Si la position de Pettit suggère une réponse intéressante à la critique libérale de la souveraineté étatique, force est de constater qu’elle soulève une autre question intéressante au sujet de moyens de pression utilisés par les contestataires. Soucieux que la contestation ne devienne pas elle-même une source de domination, nous avons montré que la position de Pettit était très prudente lorsqu’il considère les moyens de contestation auxquels l’activiste devrait avoir recours. Bien que les soucis de Pettit soient fondés, nous avons néanmoins pris nos distances par rapport sa position. Essentiellement, nous avons démontré que s’il ne sort pas du cadre délibératif, l’activiste risque d’être incapable de se libérer de l’état de domination dont il est victime. Qui plus est, en évoquant le concept de tyrannie de la majorité, nos avons démontré que la contestation telle que pensée par Pettit n’arriverait pas à faire reconnaitre de nouvelles valeurs sociales en émergence. Pour ces raisons, il nous apparait nécessaire d’ouvrir la porte à des moyens de contestation plus radicaux.

Ainsi, dans le deuxième chapitre nous avons davantage offert une réflexion critique quant aux conceptions politiques qui n’accordent pas une place suffisante à la contestation. Néanmoins, bien nous avons évoqué quelques critères positifs pouvant fonder la légitimité de la contestation, il demeurerait pertinent de consacrer d’éventuels travaux à la recherche de fondements positifs à la contestation pour approfondir les critères évoqués et tenter d’en trouver de nouveaux. Notamment, il serait pertinent d’explorer davantage au sujet de la valeur communicative de la contestation dont il a brièvement été question.
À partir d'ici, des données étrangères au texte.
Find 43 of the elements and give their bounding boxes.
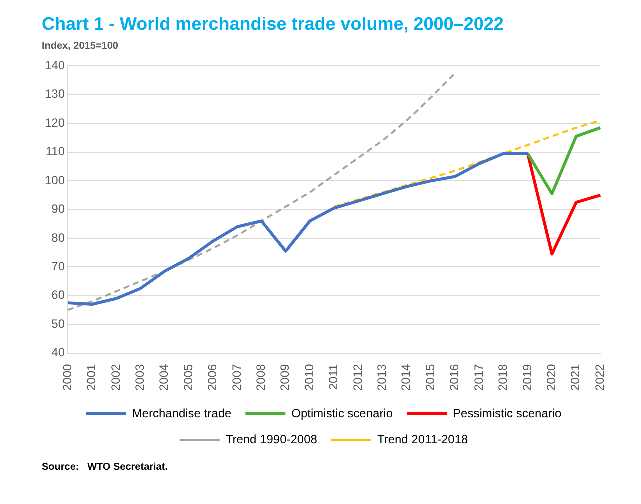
x-tick-label: 2009	[278, 364, 292, 392]
x-tick-label: 2005	[181, 364, 196, 392]
y-tick-label: 40	[52, 346, 66, 360]
x-tick-label: 2008	[254, 364, 268, 392]
y-tick-label: 50	[52, 316, 66, 331]
x-tick-label: 2011	[326, 364, 341, 390]
x-tick-label: 2000	[60, 364, 74, 392]
y-tick-label: 120	[44, 116, 66, 130]
x-tick-label: 2013	[375, 364, 390, 392]
x-tick-label: 2019	[520, 364, 534, 392]
y-tick-label: 90	[52, 202, 66, 216]
y-tick-label: 140	[44, 58, 66, 73]
chart-subtitle: Index, 2015=100	[42, 41, 120, 52]
y-tick-label: 110	[46, 144, 66, 159]
y-tick-label: 70	[52, 259, 66, 274]
legend-label: Optimistic scenario	[292, 406, 394, 420]
x-tick-label: 2021	[568, 364, 583, 392]
x-tick-label: 2002	[108, 364, 123, 392]
legend-label: Trend 1990-2008	[226, 432, 318, 446]
x-tick-label: 2006	[206, 364, 220, 392]
x-tick-label: 2018	[496, 364, 510, 392]
x-tick-label: 2010	[302, 364, 316, 392]
x-tick-label: 2004	[157, 364, 172, 392]
x-tick-label: 2014	[399, 364, 414, 392]
x-tick-label: 2020	[544, 364, 558, 392]
y-tick-label: 130	[44, 87, 66, 102]
y-tick-label: 100	[44, 173, 66, 188]
x-tick-label: 2012	[350, 364, 365, 392]
y-tick-label: 60	[52, 288, 66, 302]
x-tick-label: 2001	[84, 364, 99, 392]
chart-title: Chart 1 - World merchandise trade volume, 2000–2022	[42, 14, 505, 35]
x-tick-label: 2003	[132, 364, 147, 392]
x-tick-label: 2016	[448, 364, 462, 392]
source-note: Source: WTO Secretariat.	[42, 462, 169, 473]
legend-label: Trend 2011-2018	[377, 432, 469, 446]
line-series	[67, 72, 456, 312]
x-tick-label: 2022	[592, 364, 607, 392]
legend-label: Pessimistic scenario	[453, 406, 562, 420]
x-tick-label: 2007	[230, 364, 244, 392]
y-tick-label: 80	[52, 230, 66, 245]
legend-label: Merchandise trade	[132, 406, 232, 420]
x-tick-label: 2015	[423, 364, 438, 392]
x-tick-label: 2017	[472, 364, 486, 392]
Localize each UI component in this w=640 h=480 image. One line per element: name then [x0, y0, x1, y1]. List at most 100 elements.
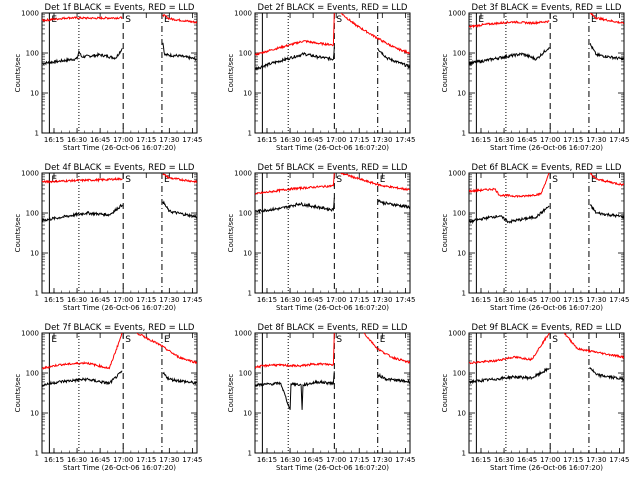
x-tick-label: 17:00: [540, 136, 560, 144]
marker-label: E: [380, 335, 386, 345]
panel-det-5: Det 5f BLACK = Events, RED = LLD 1 10 100 10…: [227, 163, 415, 312]
y-tick-label: 1000: [448, 170, 466, 178]
y-tick-label: 10: [457, 250, 466, 258]
x-axis-label: Start Time (26-Oct-06 16:07:20): [276, 144, 389, 152]
y-axis-label: Counts/sec: [227, 374, 235, 413]
x-tick-label: 17:45: [395, 136, 415, 144]
y-tick-label: 1: [35, 290, 39, 298]
x-axis-label: Start Time (26-Oct-06 16:07:20): [490, 144, 603, 152]
axes-frame: [41, 12, 198, 134]
y-axis-label: Counts/sec: [14, 374, 22, 413]
panel-title: Det 3f BLACK = Events, RED = LLD: [472, 3, 622, 13]
x-tick-label: 17:30: [586, 136, 606, 144]
marker-label: E: [164, 15, 170, 25]
series-events-pre: [255, 371, 335, 410]
x-tick-label: 16:30: [494, 296, 514, 304]
y-tick-label: 100: [26, 50, 39, 58]
x-tick-label: 17:45: [395, 296, 415, 304]
y-tick-label: 1000: [21, 170, 39, 178]
y-tick-label: 1000: [234, 330, 252, 338]
x-axis-label: Start Time (26-Oct-06 16:07:20): [276, 464, 389, 472]
panel-det-4: Det 4f BLACK = Events, RED = LLD 1 10 100 10…: [14, 163, 202, 312]
x-tick-label: 17:45: [609, 296, 629, 304]
series-events-post: [377, 199, 410, 210]
x-tick-label: 17:45: [609, 136, 629, 144]
marker-label: E: [164, 175, 170, 185]
x-tick-label: 16:45: [517, 456, 537, 464]
y-tick-label: 10: [243, 90, 252, 98]
series-events-post: [589, 367, 624, 383]
series-lld-pre: [255, 173, 335, 195]
x-tick-label: 17:30: [159, 136, 179, 144]
x-tick-label: 16:45: [303, 136, 323, 144]
x-tick-label: 17:30: [159, 456, 179, 464]
panel-det-8: Det 8f BLACK = Events, RED = LLD 1 10 100 10…: [227, 323, 415, 472]
series-events-post: [589, 204, 624, 219]
x-tick-label: 16:15: [44, 456, 64, 464]
y-tick-label: 1000: [448, 10, 466, 18]
series-lld-post: [363, 333, 410, 364]
series-events-post: [162, 200, 197, 219]
series-events-pre: [255, 197, 335, 214]
y-axis-label: Counts/sec: [441, 374, 449, 413]
series-events-post: [589, 43, 624, 61]
series-events-post: [377, 372, 410, 385]
y-tick-label: 10: [30, 410, 39, 418]
axes-frame: [41, 172, 198, 294]
x-tick-label: 16:15: [471, 136, 491, 144]
x-tick-label: 17:00: [326, 296, 346, 304]
x-tick-label: 16:30: [67, 456, 87, 464]
x-tick-label: 17:30: [586, 296, 606, 304]
x-tick-label: 17:30: [372, 136, 392, 144]
x-tick-label: 16:30: [67, 136, 87, 144]
x-tick-label: 17:00: [326, 136, 346, 144]
series-lld-post: [340, 173, 410, 191]
traces: [42, 333, 197, 388]
y-tick-label: 100: [239, 370, 252, 378]
series-lld-pre: [42, 333, 123, 370]
y-tick-label: 100: [26, 210, 39, 218]
x-tick-label: 17:00: [113, 296, 133, 304]
y-tick-label: 100: [453, 210, 466, 218]
marker-label: E: [591, 15, 597, 25]
y-tick-label: 1: [462, 130, 466, 138]
axes-frame: [468, 12, 625, 134]
x-tick-label: 17:45: [182, 136, 202, 144]
x-axis-label: Start Time (26-Oct-06 16:07:20): [276, 304, 389, 312]
panel-title: Det 7f BLACK = Events, RED = LLD: [45, 323, 195, 333]
series-lld-pre: [469, 19, 550, 29]
panel-det-3: Det 3f BLACK = Events, RED = LLD 1 10 100 10…: [441, 3, 629, 152]
series-lld-pre: [255, 333, 335, 369]
marker-label: E: [51, 175, 57, 185]
series-events-pre: [469, 205, 550, 225]
panel-title: Det 5f BLACK = Events, RED = LLD: [258, 163, 408, 173]
panel-det-1: Det 1f BLACK = Events, RED = LLD 1 10 100 10…: [14, 3, 202, 152]
y-tick-label: 1000: [448, 330, 466, 338]
y-tick-label: 1000: [234, 170, 252, 178]
traces: [255, 13, 410, 71]
x-tick-label: 17:00: [113, 456, 133, 464]
x-tick-label: 17:15: [563, 296, 583, 304]
x-tick-label: 16:15: [257, 136, 277, 144]
series-lld-pre: [255, 13, 335, 56]
x-tick-label: 16:30: [280, 296, 300, 304]
series-lld-pre: [42, 176, 123, 184]
x-tick-label: 17:15: [136, 296, 156, 304]
y-tick-label: 1: [248, 130, 252, 138]
series-events-pre: [42, 203, 123, 223]
panel-det-7: Det 7f BLACK = Events, RED = LLD 1 10 100 10…: [14, 323, 202, 472]
x-tick-label: 16:15: [471, 456, 491, 464]
marker-label: E: [164, 335, 170, 345]
x-tick-label: 17:00: [113, 136, 133, 144]
y-tick-label: 1: [35, 450, 39, 458]
panel-title: Det 4f BLACK = Events, RED = LLD: [45, 163, 195, 173]
y-tick-label: 10: [30, 250, 39, 258]
marker-label: S: [336, 335, 342, 345]
marker-label: E: [380, 175, 386, 185]
y-tick-label: 10: [457, 90, 466, 98]
marker-label: S: [552, 335, 558, 345]
y-tick-label: 10: [243, 410, 252, 418]
marker-label: S: [552, 175, 558, 185]
y-tick-label: 100: [453, 50, 466, 58]
x-tick-label: 16:15: [257, 456, 277, 464]
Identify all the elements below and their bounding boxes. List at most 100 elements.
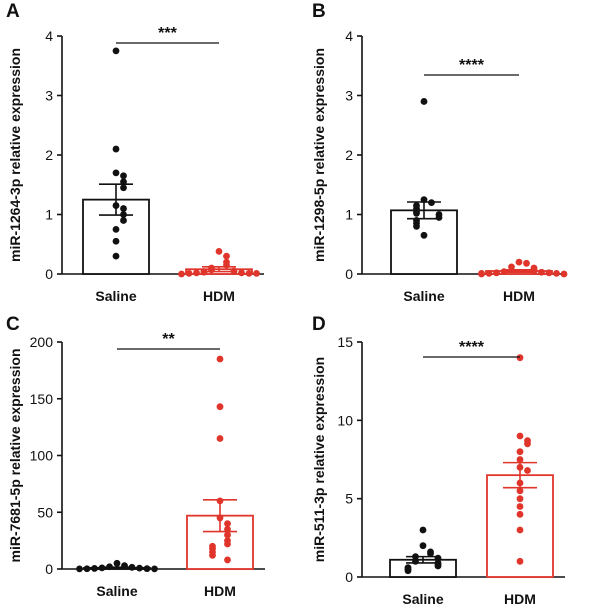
data-point bbox=[500, 268, 508, 276]
panel-letter: B bbox=[312, 1, 326, 22]
data-point bbox=[516, 432, 524, 440]
data-point bbox=[413, 223, 420, 230]
data-point bbox=[420, 98, 428, 105]
data-point bbox=[143, 565, 151, 573]
data-point bbox=[120, 205, 127, 212]
data-point bbox=[419, 542, 427, 550]
data-point bbox=[524, 440, 531, 448]
y-tick-label: 2 bbox=[45, 147, 53, 163]
data-point bbox=[200, 268, 208, 276]
data-point bbox=[428, 199, 435, 207]
data-point bbox=[224, 525, 231, 533]
data-point bbox=[245, 270, 253, 277]
panel-letter: C bbox=[6, 314, 20, 335]
data-point bbox=[516, 479, 524, 487]
data-point bbox=[412, 553, 419, 561]
data-point bbox=[216, 514, 224, 522]
data-point bbox=[112, 169, 120, 177]
x-tick-label: Saline bbox=[95, 288, 136, 304]
data-point bbox=[91, 565, 98, 572]
data-point bbox=[435, 214, 443, 221]
data-point bbox=[120, 211, 127, 218]
data-point bbox=[516, 463, 524, 471]
data-point bbox=[516, 503, 524, 510]
y-tick-label: 100 bbox=[30, 448, 54, 464]
y-tick-label: 200 bbox=[30, 334, 54, 350]
data-point bbox=[112, 252, 120, 260]
data-point bbox=[224, 520, 231, 527]
data-point bbox=[185, 270, 193, 277]
chart-panel-a: A 0 1 2 3 4 miR-1264-3p relative expression Sal… bbox=[6, 1, 264, 304]
data-point bbox=[413, 209, 420, 217]
x-tick-label: Saline bbox=[403, 288, 444, 304]
x-tick-label: Saline bbox=[402, 591, 443, 604]
data-point bbox=[113, 559, 121, 567]
data-point bbox=[427, 550, 434, 557]
data-point bbox=[478, 270, 485, 278]
significance-label: **** bbox=[459, 57, 485, 74]
y-tick-label: 0 bbox=[45, 266, 53, 282]
bar-saline bbox=[390, 209, 458, 275]
data-point bbox=[120, 217, 127, 224]
data-point bbox=[216, 435, 224, 442]
y-axis-label: miR-1264-3p relative expression bbox=[7, 48, 23, 262]
data-point bbox=[223, 252, 230, 260]
data-point bbox=[434, 554, 442, 562]
y-tick-label: 1 bbox=[45, 207, 53, 223]
chart-panel-d: D 0 5 10 15 miR-511-3p relative expression Sal… bbox=[311, 314, 565, 604]
x-tick-label: HDM bbox=[504, 591, 536, 604]
data-point bbox=[76, 565, 83, 573]
y-tick-label: 3 bbox=[345, 88, 353, 104]
data-point bbox=[420, 231, 428, 239]
y-tick-label: 4 bbox=[345, 28, 353, 44]
chart-panel-c: C 0 50 100 150 200 miR-7681-5p relative expres… bbox=[6, 314, 265, 599]
y-tick-label: 0 bbox=[45, 561, 53, 577]
data-point bbox=[412, 557, 419, 565]
data-point bbox=[238, 269, 245, 277]
data-point bbox=[516, 557, 524, 565]
data-point bbox=[224, 556, 231, 564]
data-point bbox=[485, 270, 493, 277]
y-tick-label: 50 bbox=[37, 504, 53, 520]
data-point bbox=[120, 172, 127, 180]
data-point bbox=[230, 267, 238, 275]
data-point bbox=[404, 567, 412, 575]
data-point bbox=[553, 270, 560, 277]
y-axis-label: miR-1298-5p relative expression bbox=[311, 48, 327, 262]
data-point bbox=[120, 184, 127, 192]
y-tick-label: 5 bbox=[345, 491, 353, 507]
data-point bbox=[136, 564, 143, 572]
data-point bbox=[516, 487, 524, 495]
panel-letter: A bbox=[6, 1, 20, 22]
data-point bbox=[530, 267, 538, 275]
data-point bbox=[193, 269, 200, 277]
data-point bbox=[121, 562, 128, 569]
panel-letter: D bbox=[312, 314, 326, 335]
y-tick-label: 1 bbox=[345, 207, 353, 223]
data-point bbox=[178, 270, 185, 278]
data-point bbox=[523, 259, 530, 267]
y-axis-label: miR-511-3p relative expression bbox=[311, 357, 327, 562]
data-point bbox=[515, 258, 523, 266]
data-point bbox=[112, 47, 120, 55]
data-point bbox=[151, 565, 158, 573]
data-point bbox=[493, 269, 500, 277]
data-point bbox=[419, 526, 427, 534]
data-point bbox=[208, 266, 215, 274]
y-axis-label: miR-7681-5p relative expression bbox=[7, 349, 23, 563]
y-tick-label: 3 bbox=[45, 88, 53, 104]
data-point bbox=[516, 526, 524, 534]
data-point bbox=[420, 196, 428, 204]
data-point bbox=[209, 551, 216, 559]
data-point bbox=[83, 565, 91, 573]
significance-label: ** bbox=[162, 331, 175, 348]
data-point bbox=[112, 237, 120, 245]
data-point bbox=[112, 145, 120, 153]
data-point bbox=[112, 225, 120, 233]
data-point bbox=[98, 564, 106, 572]
x-tick-label: Saline bbox=[96, 583, 137, 599]
y-tick-label: 10 bbox=[337, 412, 353, 428]
data-point bbox=[524, 467, 531, 474]
data-point bbox=[253, 270, 260, 277]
Certes, il est primordial de prendre au sérieux les craintes évoquées par Pettit au sujet de la contestation radicale. Il est en effet important que la contestation ne devienne pas elle-même une source de domination. Toutefois, le pari que nous faisons consiste à poser que ces situations ne risquent pas de se produire si nous gardons trois critères en tête. D’une part, la contestation devrait découler d’une domination originale où le pouvoir refuserait arbitrairement de prendre en considération les intérêts de la population ou d’une partie de la population. Aussi, la contestation ne devrait pas être considérée comme une fin en soi par l’activiste, mais plutôt comme un moyen auquel il peut avoir recours pour l’exempter des rapports de domination qui sévissent dans la sphère délibérative. Finalement, dans la mesure où la domination persisterait, l’activiste ne devrait avoir recours à des moyens de contestation plus musclés que si les moyens plus modérés qui s’offrent à lui ont été épuisés. Dans cette optique, il devient pertinent de se pencher sur la question de la violence. Nous pourrions alors étudier la possibilité d’avoir recours à des moyens de contestation plus violents pour lutter contre des formes extrêmes de domination. Peut-être pourrions-nous même lier la question de la contestation à celle de la guerre juste. En explorant la notion de jus ad bellum, il serait intéressant la comprendre la guerre civile juste comme l’aboutissement d’une révolte citoyenne ayant pris racine dans la contestation politique plus modérée.